For the purposes of my work, the presence of the imaginary numbers is bad for both clarity and computational time.
For a variable A;
I can use the code
A(A<=eps)=0
to zero the effectively zero real components however the logical '<' ignores imaginary numbers. I did a lot of searching and can't seem to find a method to do the same with the imaginary component.
I believe it maybe possible to break up the matrix using real and imag, set the zeros and then reassign the initial matrix with the new imaginary components, howver I'm unsure of a consise way to do this and I would imagine the 4 lines of code I can write would become cumbersome when I'm working with lots of data and loops etc
Any ideas or suggestions would be much appreicated
Further to this, in the code mentioned previously, were the array A to have both positive and negative values, I would use;
A(abs(A)<=eps)=0
This stops it zeroing all the negative values in the array. However as you would imagine, the abs for an imaginary array removes all the complex components meaning I lose some of my data and hence the final set of coefficents end up wrong.

Star Strider on 9 May 2019
The only approach I can suggest is:
A = rand(5) + 1j*(rand(5)*eps + rand(5).*(rand(5)>0.5)); % Create ‘A’
Ar = real(A);
Ai = imag(A);
ix = Ai<=eps;
Ai(ix) = 0;
Anew = Ar + 1j*Ai;
The problem with dealing with logical indices is that it can be difficult to retain the matrix orientation. Logical references can result in creating column vectors from matrices, frequently not the desired outcome. This approach avoids that, at the expense of a bit of inefficiency in creating separate real and imaginary component matrices of ‘A’.
Steven Lord on 9 May 2019
There's no need to rebuild the whole matrix.
A = rand(5) + 1j*(rand(5)*eps + rand(5).*(rand(5)>0.5)); % Create ‘A’
Ar = real(A);
Ai = imag(A);
ix = abs(Ai)<=eps; % Small imaginary parts
I'm going to make a copy of A so that you can keep the original A around for comparison; in real code you'd probably change A in place.
Anew = A;
Anew(ix) = Ar(ix); % Replace the complex number with its real part
% Display both matrices
A
Anew
Alternately if you don't want to create all of real(A), you can substitute additional indexing.

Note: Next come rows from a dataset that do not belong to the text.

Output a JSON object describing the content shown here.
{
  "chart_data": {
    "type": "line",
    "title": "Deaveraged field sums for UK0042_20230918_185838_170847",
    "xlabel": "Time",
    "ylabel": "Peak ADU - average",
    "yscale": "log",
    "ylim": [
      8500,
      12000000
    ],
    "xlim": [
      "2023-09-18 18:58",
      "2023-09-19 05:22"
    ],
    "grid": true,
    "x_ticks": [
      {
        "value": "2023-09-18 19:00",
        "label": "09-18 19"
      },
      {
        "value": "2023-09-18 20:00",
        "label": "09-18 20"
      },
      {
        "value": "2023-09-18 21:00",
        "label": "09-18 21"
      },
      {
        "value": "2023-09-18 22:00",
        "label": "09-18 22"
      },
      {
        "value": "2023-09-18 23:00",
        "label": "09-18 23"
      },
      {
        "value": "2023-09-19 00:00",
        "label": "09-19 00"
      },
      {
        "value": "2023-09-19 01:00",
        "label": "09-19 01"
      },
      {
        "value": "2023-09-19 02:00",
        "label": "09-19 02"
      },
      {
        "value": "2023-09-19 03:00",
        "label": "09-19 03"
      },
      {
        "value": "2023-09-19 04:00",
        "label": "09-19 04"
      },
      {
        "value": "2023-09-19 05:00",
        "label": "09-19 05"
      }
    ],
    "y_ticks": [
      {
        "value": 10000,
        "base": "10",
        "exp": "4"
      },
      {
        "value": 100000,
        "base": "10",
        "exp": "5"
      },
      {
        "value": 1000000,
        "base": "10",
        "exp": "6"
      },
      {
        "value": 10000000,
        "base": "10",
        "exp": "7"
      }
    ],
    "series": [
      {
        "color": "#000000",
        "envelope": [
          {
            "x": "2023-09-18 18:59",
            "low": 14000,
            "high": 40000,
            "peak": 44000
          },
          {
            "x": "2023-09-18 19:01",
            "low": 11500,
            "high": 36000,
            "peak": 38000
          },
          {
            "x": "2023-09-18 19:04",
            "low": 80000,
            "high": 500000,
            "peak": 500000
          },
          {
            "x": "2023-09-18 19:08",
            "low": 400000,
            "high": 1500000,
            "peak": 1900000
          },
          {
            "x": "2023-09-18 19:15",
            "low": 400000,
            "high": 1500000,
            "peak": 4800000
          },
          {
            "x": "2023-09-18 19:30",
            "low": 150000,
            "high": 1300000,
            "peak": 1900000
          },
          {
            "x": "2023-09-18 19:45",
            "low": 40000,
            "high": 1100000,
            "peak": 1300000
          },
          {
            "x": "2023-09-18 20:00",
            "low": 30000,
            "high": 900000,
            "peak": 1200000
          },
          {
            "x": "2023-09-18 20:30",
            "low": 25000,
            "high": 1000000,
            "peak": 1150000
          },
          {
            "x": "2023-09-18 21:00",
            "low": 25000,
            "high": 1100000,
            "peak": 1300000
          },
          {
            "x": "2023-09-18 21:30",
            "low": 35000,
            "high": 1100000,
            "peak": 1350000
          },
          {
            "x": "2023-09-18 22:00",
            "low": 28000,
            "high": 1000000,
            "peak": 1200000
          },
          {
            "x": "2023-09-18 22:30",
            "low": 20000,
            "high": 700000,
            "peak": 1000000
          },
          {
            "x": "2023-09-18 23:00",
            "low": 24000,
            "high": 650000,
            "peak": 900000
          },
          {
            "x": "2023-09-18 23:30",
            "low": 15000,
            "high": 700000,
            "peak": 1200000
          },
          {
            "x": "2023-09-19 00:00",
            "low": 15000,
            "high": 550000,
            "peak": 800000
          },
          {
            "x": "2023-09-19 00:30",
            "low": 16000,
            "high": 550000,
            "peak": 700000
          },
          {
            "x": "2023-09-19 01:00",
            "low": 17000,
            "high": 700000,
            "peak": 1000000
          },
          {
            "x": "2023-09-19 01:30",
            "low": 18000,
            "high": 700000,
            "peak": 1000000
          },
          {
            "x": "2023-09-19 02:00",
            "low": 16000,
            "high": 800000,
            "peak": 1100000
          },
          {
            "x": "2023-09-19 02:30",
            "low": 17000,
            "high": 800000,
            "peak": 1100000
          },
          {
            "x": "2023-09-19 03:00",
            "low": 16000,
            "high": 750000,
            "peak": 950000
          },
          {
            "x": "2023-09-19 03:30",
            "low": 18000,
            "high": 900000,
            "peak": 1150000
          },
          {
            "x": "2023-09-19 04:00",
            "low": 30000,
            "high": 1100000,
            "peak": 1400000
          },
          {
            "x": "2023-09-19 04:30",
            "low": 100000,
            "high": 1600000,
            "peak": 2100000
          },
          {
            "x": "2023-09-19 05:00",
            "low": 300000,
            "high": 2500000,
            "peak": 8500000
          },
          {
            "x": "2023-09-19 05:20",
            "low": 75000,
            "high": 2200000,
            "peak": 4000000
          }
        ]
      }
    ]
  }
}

A = rand(5) + 1j*(rand(5)*eps + rand(5).*(rand(5)>0.5)); % Create ‘A’
Ai = imag(A);
ix = abs(Ai)<=eps; % Small imaginary parts
Anew2 = A;
Anew2(ix) = real(Anew2(ix));
% Display both matrices
A
Anew2
howver I'm unsure of a consise way to do this and I would imagine the 4 lines of code I can write would become cumbersome when I'm working with lots of data and loops etc
That makes this a prime candidate for making a small function. Tuck the four lines of code into a function (with a descriptive name, maybe something like trimSmallImagPart) and use one line to call that function with different arrays wherever needed in your code.